The spacers are from brass rod, turn to size, drill and bore the centre hole to fit the displacer cylinder tube and then part off four rings. Assemble the cooler with four bolts and nuts, I only used three bolts on the original but the heads interfere with the displacer cylinder mounting bolts. The last photo (14) shows the parts that I removed from the engine laid out ready to reassemble. I think the only part I have not mentioned so far is the displacer link which can be seen next to the piston, this is just from a small bit of BMS strip, filed to shape with two holes drilled.

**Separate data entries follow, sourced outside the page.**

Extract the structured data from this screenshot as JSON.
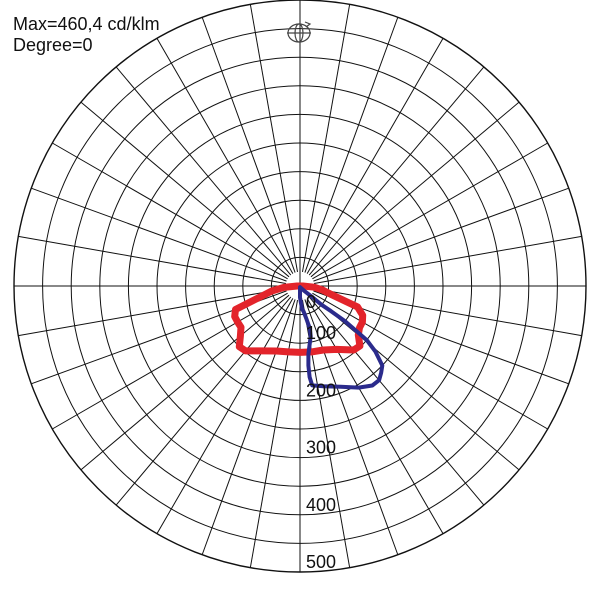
{
  "header": {
    "max_text": "Max=460,4 cd/klm",
    "degree_text": "Degree=0"
  },
  "icons": {
    "rotate": "rotate-view-icon"
  },
  "chart_data": {
    "type": "polar",
    "title": "",
    "unit": "cd/klm",
    "max_value": 460.4,
    "degree": 0,
    "angle_step_deg": 10,
    "rlim": [
      0,
      500
    ],
    "ring_step": 100,
    "ring_labels": [
      "0",
      "100",
      "200",
      "300",
      "400",
      "500"
    ],
    "grid": true,
    "series": [
      {
        "color": "#e3242b",
        "stroke": 7,
        "points": [
          [
            0,
            116
          ],
          [
            10,
            117
          ],
          [
            20,
            119
          ],
          [
            30,
            128
          ],
          [
            40,
            146
          ],
          [
            45,
            148
          ],
          [
            50,
            133
          ],
          [
            55,
            127
          ],
          [
            60,
            126
          ],
          [
            65,
            121
          ],
          [
            70,
            107
          ],
          [
            75,
            56
          ],
          [
            80,
            40
          ],
          [
            85,
            25
          ],
          [
            90,
            5
          ],
          [
            -10,
            117
          ],
          [
            -20,
            121
          ],
          [
            -30,
            131
          ],
          [
            -40,
            148
          ],
          [
            -45,
            150
          ],
          [
            -50,
            136
          ],
          [
            -55,
            126
          ],
          [
            -60,
            126
          ],
          [
            -65,
            126
          ],
          [
            -70,
            120
          ],
          [
            -75,
            70
          ],
          [
            -80,
            50
          ],
          [
            -85,
            28
          ],
          [
            -90,
            5
          ]
        ]
      },
      {
        "color": "#2b2b8c",
        "stroke": 4,
        "points": [
          [
            0,
            20
          ],
          [
            5,
            40
          ],
          [
            8,
            45
          ],
          [
            11,
            58
          ],
          [
            13,
            76
          ],
          [
            12,
            90
          ],
          [
            10,
            100
          ],
          [
            7,
            120
          ],
          [
            6,
            140
          ],
          [
            6,
            160
          ],
          [
            7,
            175
          ],
          [
            13,
            180
          ],
          [
            22,
            190
          ],
          [
            30,
            205
          ],
          [
            36,
            215
          ],
          [
            40,
            215
          ],
          [
            43,
            208
          ],
          [
            46,
            200
          ],
          [
            49,
            175
          ],
          [
            51,
            150
          ],
          [
            52,
            100
          ],
          [
            51,
            70
          ],
          [
            49,
            50
          ],
          [
            48,
            30
          ],
          [
            40,
            10
          ],
          [
            0,
            2
          ]
        ]
      }
    ]
  }
}
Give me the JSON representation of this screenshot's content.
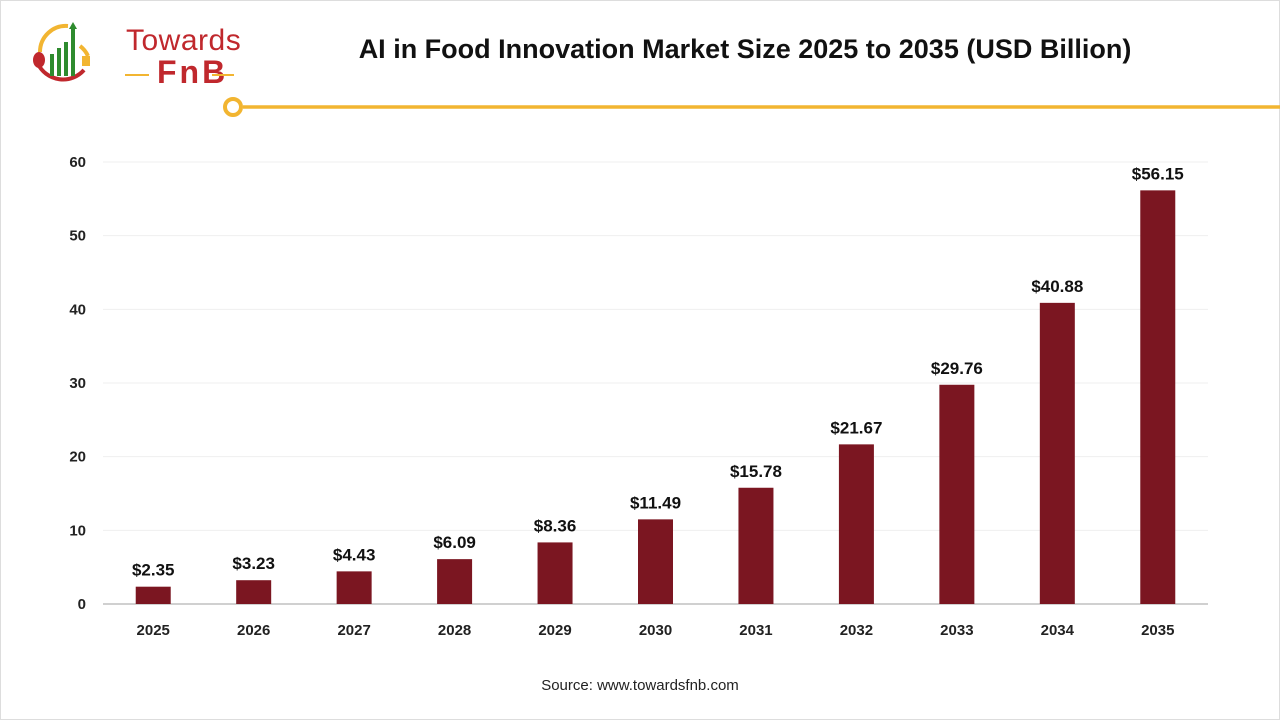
{
  "logo": {
    "line1": "Towards",
    "line2": "FnB"
  },
  "colors": {
    "bar": "#7b1621",
    "accent": "#f2b531",
    "brand_red": "#c0282d",
    "brand_green": "#2e8b2e"
  },
  "source": "Source: www.towardsfnb.com",
  "chart_data": {
    "type": "bar",
    "title": "AI in Food Innovation Market Size 2025 to 2035 (USD Billion)",
    "xlabel": "",
    "ylabel": "",
    "categories": [
      "2025",
      "2026",
      "2027",
      "2028",
      "2029",
      "2030",
      "2031",
      "2032",
      "2033",
      "2034",
      "2035"
    ],
    "values": [
      2.35,
      3.23,
      4.43,
      6.09,
      8.36,
      11.49,
      15.78,
      21.67,
      29.76,
      40.88,
      56.15
    ],
    "data_labels": [
      "$2.35",
      "$3.23",
      "$4.43",
      "$6.09",
      "$8.36",
      "$11.49",
      "$15.78",
      "$21.67",
      "$29.76",
      "$40.88",
      "$56.15"
    ],
    "yticks": [
      0,
      10,
      20,
      30,
      40,
      50,
      60
    ],
    "ylim": [
      0,
      60
    ],
    "grid": true,
    "legend": "none"
  }
}
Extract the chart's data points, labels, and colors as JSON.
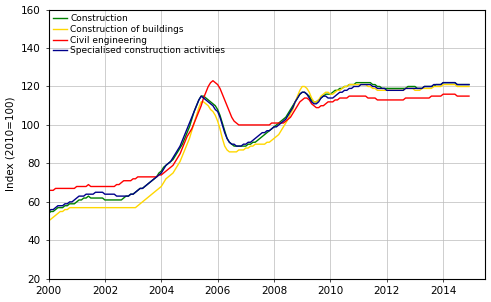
{
  "title": "",
  "ylabel": "Index (2010=100)",
  "ylim": [
    20,
    160
  ],
  "yticks": [
    20,
    40,
    60,
    80,
    100,
    120,
    140,
    160
  ],
  "xlim": [
    2000.0,
    2015.5
  ],
  "xticks": [
    2000,
    2002,
    2004,
    2006,
    2008,
    2010,
    2012,
    2014
  ],
  "legend_labels": [
    "Construction",
    "Construction of buildings",
    "Civil engineering",
    "Specialised construction activities"
  ],
  "colors": [
    "#008000",
    "#FFD700",
    "#FF0000",
    "#00008B"
  ],
  "linewidth": 1.0,
  "background_color": "#FFFFFF",
  "grid_color": "#BBBBBB",
  "series": {
    "construction": [
      54,
      55,
      55,
      56,
      57,
      57,
      57,
      58,
      58,
      59,
      59,
      59,
      60,
      61,
      61,
      62,
      62,
      63,
      62,
      62,
      62,
      62,
      62,
      62,
      61,
      61,
      61,
      61,
      61,
      61,
      61,
      61,
      62,
      63,
      63,
      64,
      64,
      65,
      66,
      67,
      67,
      68,
      69,
      70,
      71,
      72,
      73,
      75,
      76,
      78,
      79,
      80,
      81,
      82,
      84,
      86,
      88,
      90,
      93,
      96,
      99,
      103,
      107,
      110,
      113,
      115,
      115,
      114,
      113,
      112,
      111,
      110,
      108,
      105,
      101,
      97,
      93,
      91,
      90,
      89,
      89,
      89,
      89,
      89,
      89,
      90,
      90,
      91,
      91,
      92,
      93,
      94,
      95,
      96,
      97,
      98,
      99,
      100,
      101,
      102,
      103,
      104,
      106,
      108,
      110,
      112,
      114,
      116,
      117,
      117,
      116,
      115,
      113,
      112,
      112,
      113,
      114,
      115,
      116,
      116,
      116,
      117,
      118,
      118,
      119,
      119,
      120,
      120,
      121,
      121,
      121,
      122,
      122,
      122,
      122,
      122,
      122,
      122,
      121,
      121,
      120,
      120,
      119,
      119,
      119,
      119,
      119,
      119,
      119,
      119,
      119,
      119,
      119,
      120,
      120,
      120,
      120,
      119,
      119,
      119,
      120,
      120,
      120,
      120,
      120,
      121,
      121,
      121,
      122,
      122,
      122,
      122,
      122,
      122,
      121,
      121,
      121,
      121,
      121,
      121
    ],
    "construction_of_buildings": [
      50,
      51,
      52,
      53,
      54,
      55,
      55,
      56,
      56,
      57,
      57,
      57,
      57,
      57,
      57,
      57,
      57,
      57,
      57,
      57,
      57,
      57,
      57,
      57,
      57,
      57,
      57,
      57,
      57,
      57,
      57,
      57,
      57,
      57,
      57,
      57,
      57,
      57,
      58,
      59,
      60,
      61,
      62,
      63,
      64,
      65,
      66,
      67,
      68,
      70,
      72,
      73,
      74,
      75,
      77,
      79,
      81,
      84,
      87,
      90,
      93,
      97,
      101,
      105,
      109,
      112,
      112,
      111,
      110,
      108,
      107,
      105,
      102,
      98,
      93,
      89,
      87,
      86,
      86,
      86,
      86,
      87,
      87,
      87,
      88,
      88,
      89,
      89,
      90,
      90,
      90,
      90,
      90,
      91,
      91,
      92,
      93,
      94,
      95,
      97,
      99,
      101,
      103,
      106,
      108,
      112,
      115,
      118,
      120,
      120,
      119,
      117,
      114,
      112,
      112,
      113,
      115,
      116,
      117,
      117,
      116,
      116,
      117,
      118,
      118,
      119,
      120,
      120,
      121,
      121,
      121,
      121,
      121,
      121,
      121,
      121,
      120,
      120,
      119,
      119,
      118,
      118,
      118,
      118,
      118,
      118,
      118,
      118,
      118,
      118,
      118,
      118,
      119,
      119,
      119,
      119,
      118,
      118,
      118,
      119,
      119,
      119,
      119,
      119,
      120,
      120,
      120,
      120,
      121,
      121,
      121,
      121,
      121,
      121,
      120,
      120,
      120,
      120,
      120,
      120
    ],
    "civil_engineering": [
      66,
      66,
      66,
      67,
      67,
      67,
      67,
      67,
      67,
      67,
      67,
      67,
      68,
      68,
      68,
      68,
      68,
      69,
      68,
      68,
      68,
      68,
      68,
      68,
      68,
      68,
      68,
      68,
      68,
      69,
      69,
      70,
      71,
      71,
      71,
      71,
      72,
      72,
      73,
      73,
      73,
      73,
      73,
      73,
      73,
      73,
      73,
      74,
      74,
      75,
      76,
      77,
      78,
      79,
      81,
      83,
      85,
      88,
      91,
      94,
      96,
      98,
      101,
      104,
      107,
      110,
      114,
      117,
      120,
      122,
      123,
      122,
      121,
      119,
      116,
      113,
      110,
      107,
      104,
      102,
      101,
      100,
      100,
      100,
      100,
      100,
      100,
      100,
      100,
      100,
      100,
      100,
      100,
      100,
      100,
      101,
      101,
      101,
      101,
      101,
      101,
      102,
      103,
      104,
      106,
      108,
      110,
      112,
      113,
      114,
      114,
      113,
      111,
      110,
      109,
      109,
      110,
      110,
      111,
      112,
      112,
      112,
      113,
      113,
      114,
      114,
      114,
      114,
      115,
      115,
      115,
      115,
      115,
      115,
      115,
      115,
      114,
      114,
      114,
      114,
      113,
      113,
      113,
      113,
      113,
      113,
      113,
      113,
      113,
      113,
      113,
      113,
      114,
      114,
      114,
      114,
      114,
      114,
      114,
      114,
      114,
      114,
      114,
      115,
      115,
      115,
      115,
      115,
      116,
      116,
      116,
      116,
      116,
      116,
      115,
      115,
      115,
      115,
      115,
      115
    ],
    "specialised_construction": [
      55,
      56,
      56,
      57,
      58,
      58,
      58,
      59,
      59,
      60,
      60,
      61,
      62,
      63,
      63,
      63,
      64,
      64,
      64,
      64,
      65,
      65,
      65,
      65,
      64,
      64,
      64,
      64,
      64,
      63,
      63,
      63,
      63,
      63,
      63,
      64,
      64,
      65,
      66,
      67,
      67,
      68,
      69,
      70,
      71,
      72,
      73,
      74,
      75,
      77,
      79,
      80,
      81,
      83,
      85,
      87,
      89,
      92,
      95,
      98,
      101,
      104,
      107,
      110,
      113,
      115,
      114,
      113,
      112,
      111,
      110,
      108,
      107,
      104,
      100,
      96,
      93,
      91,
      90,
      90,
      89,
      89,
      89,
      90,
      90,
      91,
      91,
      92,
      93,
      94,
      95,
      96,
      96,
      97,
      97,
      98,
      99,
      99,
      100,
      101,
      102,
      103,
      105,
      107,
      109,
      112,
      114,
      116,
      117,
      117,
      116,
      114,
      112,
      111,
      111,
      112,
      114,
      115,
      115,
      114,
      114,
      114,
      115,
      116,
      117,
      117,
      118,
      118,
      119,
      119,
      120,
      120,
      120,
      121,
      121,
      121,
      121,
      121,
      120,
      120,
      119,
      119,
      119,
      119,
      118,
      118,
      118,
      118,
      118,
      118,
      118,
      118,
      119,
      119,
      119,
      119,
      119,
      119,
      119,
      119,
      120,
      120,
      120,
      120,
      121,
      121,
      121,
      121,
      122,
      122,
      122,
      122,
      122,
      122,
      121,
      121,
      121,
      121,
      121,
      121
    ]
  }
}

The flywheel can be made from whatever is to hand, the original was from aluminium and had the barest of recesses in the faces. It had no fixing screw and was just pressed onto the shaft but I have drawn the new one with deeper recesses and a means of fixing to the crankshaft. To make the deeper recesses mount in the lathe and use a tool similar in shape to a parting tool which is plunged into the flywheel face a process I believe is called trepanning, the front of the tool needs plenty of clearance to miss the side of the recess. Also in this photo (15) you can see the blanking screw at the power piston end of the transfer port.
Finally (16) a short video of the engine running. It is very quiet and the camera barely picks up the sound. The burner can be to any design that will fit under the hot cap, it may even run on a T-light although I have not tried it.
A fairly simple beginners project open to all sorts of embelishment and modification. I mentioned at the start that this engine had too much dead air space for efficiency, this could be improved by making the whole thing narrower thus reducing the transfer port length which is where most space is wasted. For those interested in wood, the base is from a very old plank of Parana Pine, I don′t think it is obtainable in the U.K. anymore.